Tips for Coping with Morning Sickness


 

Causes of Morning Sickness

Unfortunately, no one has been able to pinpoint exactly what causes morning sickness. However, pregnancy causes an increase in hormones, especially estrogen, at a fast pace. The body has a difficult time adjusting to the sudden change. The rise in hormones gradually tapers off around the beginning of the fourth month and so should nausea and vomiting. It may return a month or two later when hormones again increase. Some women suffer from it their entire pregnancies.

Symptoms of Morning Sickness

  • Nausea or vomiting
  • Decreased appetite
  • Sudden attacks or “waves” of nausea
  • Aversion to certain odors, even those previously pleasant
  • Fatigue and drowsiness
  • Possible weight loss
  • Can occur at any time of day, but it is usually worse in the morning


Tips for Coping

Emotional

  • Realize that this is not “just in your head.”
  • Remind ourself that this is a temporary condition.
  • Enlist the support and cooperation of your family, friends, and co-workers.
  • Learn a stress management technique.
  • Listen to your body. Your condition may not fit the stereotyped morning sickness.
  • Rest your body and mind. Fatigue and anxiety contribute to nausea and vomiting.
  • There will be good days and bad days. Try to be flexible with your plans.
  • You will feel a wide range of emotions, including anger and depression. If you have difficulty dealing with them, find a good friend or therapist who will listen to you vent your feelings. Don’t be afraid to ask for help.
  • A good cry never hurts. Don’t hide your feelings.


Physical

  • Try to find out what smells and foods are your “triggers” to nausea and vomiting.
  • Find out which foods you can eat and keep down. Food intake is essential to maintaining the energy your body needs to function.
  • Try to avoid areas that you have no control over, such as parking garages or bus stops.
  • Fluid intake is important to prevent dehydration and constipation.
  • Exercise, if it can bee tolerated and is permitted, helps especially if you already have a routine. Consult your healthcare provider for a safe plan during pregnancy.
  • Try to maintain some activity to prevent loss of muscle and bone mass.
  • Consult with your healthcare provider about acceptable weight gain and loss limits.
  • Keep a weight chart of weekly weigh-ins, espcially if there has been a considerable amount of vomiting. Weight can vary by a pound or two daily, so compare weekly weight on the same day of each week and look for trends.
  • If you suffered with motion sickness before you became pregnant, it may be worse during pregnancy. Consult your healthcare provider before taking any medication for this condition.
  • Temperature extremes sometimes trigger nausea or vomiting.
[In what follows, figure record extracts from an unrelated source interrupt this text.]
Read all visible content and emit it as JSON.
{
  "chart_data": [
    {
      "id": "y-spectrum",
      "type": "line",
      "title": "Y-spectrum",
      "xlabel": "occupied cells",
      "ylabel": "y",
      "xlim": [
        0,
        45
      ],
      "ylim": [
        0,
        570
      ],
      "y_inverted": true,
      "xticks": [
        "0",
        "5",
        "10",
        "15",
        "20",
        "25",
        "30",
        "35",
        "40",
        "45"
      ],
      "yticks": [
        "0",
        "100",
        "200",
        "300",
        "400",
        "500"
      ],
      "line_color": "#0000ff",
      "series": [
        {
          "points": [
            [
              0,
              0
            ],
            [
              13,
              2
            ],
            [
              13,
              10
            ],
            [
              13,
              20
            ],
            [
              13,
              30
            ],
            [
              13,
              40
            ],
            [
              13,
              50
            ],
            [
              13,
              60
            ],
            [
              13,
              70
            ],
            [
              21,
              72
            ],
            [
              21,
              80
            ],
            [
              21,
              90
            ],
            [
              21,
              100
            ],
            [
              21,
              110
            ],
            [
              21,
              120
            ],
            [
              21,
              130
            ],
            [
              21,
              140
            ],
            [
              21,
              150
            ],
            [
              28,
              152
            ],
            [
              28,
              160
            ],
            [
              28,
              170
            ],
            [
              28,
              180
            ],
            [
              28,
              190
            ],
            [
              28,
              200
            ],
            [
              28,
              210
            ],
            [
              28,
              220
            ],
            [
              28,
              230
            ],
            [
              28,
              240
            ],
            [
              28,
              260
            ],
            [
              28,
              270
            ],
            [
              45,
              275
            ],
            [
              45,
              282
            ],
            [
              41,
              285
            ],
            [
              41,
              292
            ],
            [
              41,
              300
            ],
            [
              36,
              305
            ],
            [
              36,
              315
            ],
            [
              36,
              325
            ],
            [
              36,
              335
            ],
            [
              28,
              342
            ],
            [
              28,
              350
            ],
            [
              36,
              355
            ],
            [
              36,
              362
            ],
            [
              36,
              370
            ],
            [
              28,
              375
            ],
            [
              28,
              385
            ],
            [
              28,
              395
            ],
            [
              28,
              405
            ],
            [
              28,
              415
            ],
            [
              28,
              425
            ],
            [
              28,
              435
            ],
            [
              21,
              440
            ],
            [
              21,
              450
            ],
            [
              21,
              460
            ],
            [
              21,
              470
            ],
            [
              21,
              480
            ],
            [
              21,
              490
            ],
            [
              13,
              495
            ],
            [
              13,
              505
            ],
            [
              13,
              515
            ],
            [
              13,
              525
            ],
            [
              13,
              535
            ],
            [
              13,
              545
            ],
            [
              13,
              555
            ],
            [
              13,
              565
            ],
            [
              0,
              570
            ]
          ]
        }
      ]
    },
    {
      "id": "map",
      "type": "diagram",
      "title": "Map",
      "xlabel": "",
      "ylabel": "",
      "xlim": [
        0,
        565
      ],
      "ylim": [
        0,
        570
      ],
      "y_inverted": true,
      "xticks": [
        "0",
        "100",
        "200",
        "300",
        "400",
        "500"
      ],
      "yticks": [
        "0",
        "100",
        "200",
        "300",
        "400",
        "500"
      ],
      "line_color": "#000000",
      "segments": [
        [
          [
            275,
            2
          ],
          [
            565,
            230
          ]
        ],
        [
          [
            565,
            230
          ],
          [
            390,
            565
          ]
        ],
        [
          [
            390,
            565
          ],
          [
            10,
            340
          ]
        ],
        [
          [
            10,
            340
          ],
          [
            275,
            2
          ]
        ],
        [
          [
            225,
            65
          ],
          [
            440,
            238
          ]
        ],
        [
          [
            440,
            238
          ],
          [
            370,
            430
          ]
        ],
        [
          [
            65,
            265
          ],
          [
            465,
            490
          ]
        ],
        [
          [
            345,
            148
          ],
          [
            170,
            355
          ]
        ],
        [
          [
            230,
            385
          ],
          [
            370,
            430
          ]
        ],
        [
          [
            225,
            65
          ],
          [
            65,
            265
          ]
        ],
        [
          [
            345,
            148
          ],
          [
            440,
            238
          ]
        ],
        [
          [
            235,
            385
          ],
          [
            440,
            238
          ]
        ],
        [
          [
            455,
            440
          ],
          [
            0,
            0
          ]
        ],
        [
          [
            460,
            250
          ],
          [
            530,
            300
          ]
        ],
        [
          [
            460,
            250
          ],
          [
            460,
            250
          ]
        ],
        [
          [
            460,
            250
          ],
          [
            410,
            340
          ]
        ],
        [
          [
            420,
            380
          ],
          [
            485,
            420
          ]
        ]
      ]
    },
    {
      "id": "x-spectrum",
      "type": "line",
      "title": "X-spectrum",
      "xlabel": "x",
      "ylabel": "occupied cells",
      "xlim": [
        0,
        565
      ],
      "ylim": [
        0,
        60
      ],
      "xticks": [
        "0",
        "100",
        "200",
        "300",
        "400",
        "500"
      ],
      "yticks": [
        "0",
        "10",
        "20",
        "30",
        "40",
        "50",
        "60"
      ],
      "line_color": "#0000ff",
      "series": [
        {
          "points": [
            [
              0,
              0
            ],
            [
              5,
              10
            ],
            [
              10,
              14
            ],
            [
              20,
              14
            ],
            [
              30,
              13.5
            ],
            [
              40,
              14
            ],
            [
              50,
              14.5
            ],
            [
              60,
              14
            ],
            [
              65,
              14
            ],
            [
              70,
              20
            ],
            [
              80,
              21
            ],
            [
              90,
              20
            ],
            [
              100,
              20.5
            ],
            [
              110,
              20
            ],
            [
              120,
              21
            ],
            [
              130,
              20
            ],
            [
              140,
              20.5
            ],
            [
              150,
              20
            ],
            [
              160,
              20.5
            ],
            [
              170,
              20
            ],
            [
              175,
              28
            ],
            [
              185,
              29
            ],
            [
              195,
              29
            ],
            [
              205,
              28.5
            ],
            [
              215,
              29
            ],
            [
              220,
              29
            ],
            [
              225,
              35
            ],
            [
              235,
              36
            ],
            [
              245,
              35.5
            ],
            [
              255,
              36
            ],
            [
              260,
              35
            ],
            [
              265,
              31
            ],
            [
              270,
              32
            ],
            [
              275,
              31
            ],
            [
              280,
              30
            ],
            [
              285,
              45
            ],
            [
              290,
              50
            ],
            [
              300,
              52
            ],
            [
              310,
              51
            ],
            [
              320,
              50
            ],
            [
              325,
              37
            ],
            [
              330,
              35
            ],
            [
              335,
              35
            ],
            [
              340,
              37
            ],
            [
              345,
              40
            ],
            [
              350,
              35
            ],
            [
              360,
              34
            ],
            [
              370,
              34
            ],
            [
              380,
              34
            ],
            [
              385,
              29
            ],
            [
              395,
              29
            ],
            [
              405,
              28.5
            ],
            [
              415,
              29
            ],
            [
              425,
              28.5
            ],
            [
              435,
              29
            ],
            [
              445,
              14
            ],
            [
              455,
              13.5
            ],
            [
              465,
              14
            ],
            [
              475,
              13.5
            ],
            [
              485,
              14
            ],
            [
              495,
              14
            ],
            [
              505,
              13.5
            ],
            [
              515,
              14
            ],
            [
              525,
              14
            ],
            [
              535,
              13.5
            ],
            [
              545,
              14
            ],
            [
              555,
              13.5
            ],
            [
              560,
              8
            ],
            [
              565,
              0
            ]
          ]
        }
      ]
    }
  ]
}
Find an area in your home or office where you can control the temperature to suit your comfort. It may mean using a fan or an electric blanket.
  • Maintain good oral hygiene. Poor nutrition and vomiting can cause bleeding gums and tooth decay. If toothpaste triggers nausea or vomiting, try plain water or water flavored with mint.
  • Shampoo and bathe regularly to prevent odors that may be a trigger. Use unscented soaps, shampoos, and lotions. Have your family do the same.
  • For some women, lying down may resolve a nausea attack. When getting up, rise slowly, in stages. Sit up on an elbow, then sit on the side of the bed before standing.
  • Low lighting may also help.


Nutritional

  • It is useless to eat healthy foods if you vomit them back up, so it usually comes down to eating what will stay down. The foods that will stay down will provide your calorie intake.
  • Many of the cravings for certain foods are healthy. Fruit is full of natural vitamins and satisfies thirst. Milk products provide a number of vitamins and minerals such as calcium.
  • Cravings can be viewed as nature’s way of protecting the mother’s health for the sake of the baby. Sometimes cravings for a particular food can break the cycle of vomiting.
  • Notify your healthcare provider if you crave something unusual such as dirt or metal.
  • Pay attention to the nutritional chart that gives the calorie, vitamin, mineral and protein content of foods. This can help you make good choices in the foods you may be craving.
  • Make a list of foods you can eat and classify them under sweet, salty, sour, spicy, crunchy, chewy, etc. Sometimes you may not know if it is the taste or the texture that will satisfy your craving.
  • It may be necessary for you to prepare and eat your meals separately from other family members. This way, you are not triggered from what they may be eating.
  • You should take your prenatal vitamin. If you cannot tolerate them, consult your provider.
  • There are over-the-counter and prescription medications that your healthcare provider can recommend in cases of extreme nausea and vomiting.


Get Help

Even though many symptoms of morning sickness are common and even exptected, you should not hesitate to contact your provider if you are experiencing symptoms that you consider more severe, such as:

  • You are unable to keep ANYTHING down, especially liquids.
  • You vomit blood.
  • You experience visual disturbances, dizziness, or fainting.
  • You have little urination, or dark, concentrated urine.
  • Your mouth is dry (no saliva).
  • Your mental concentration is decreased.
  • You feel extremely fatigued and have trouble getting enough air.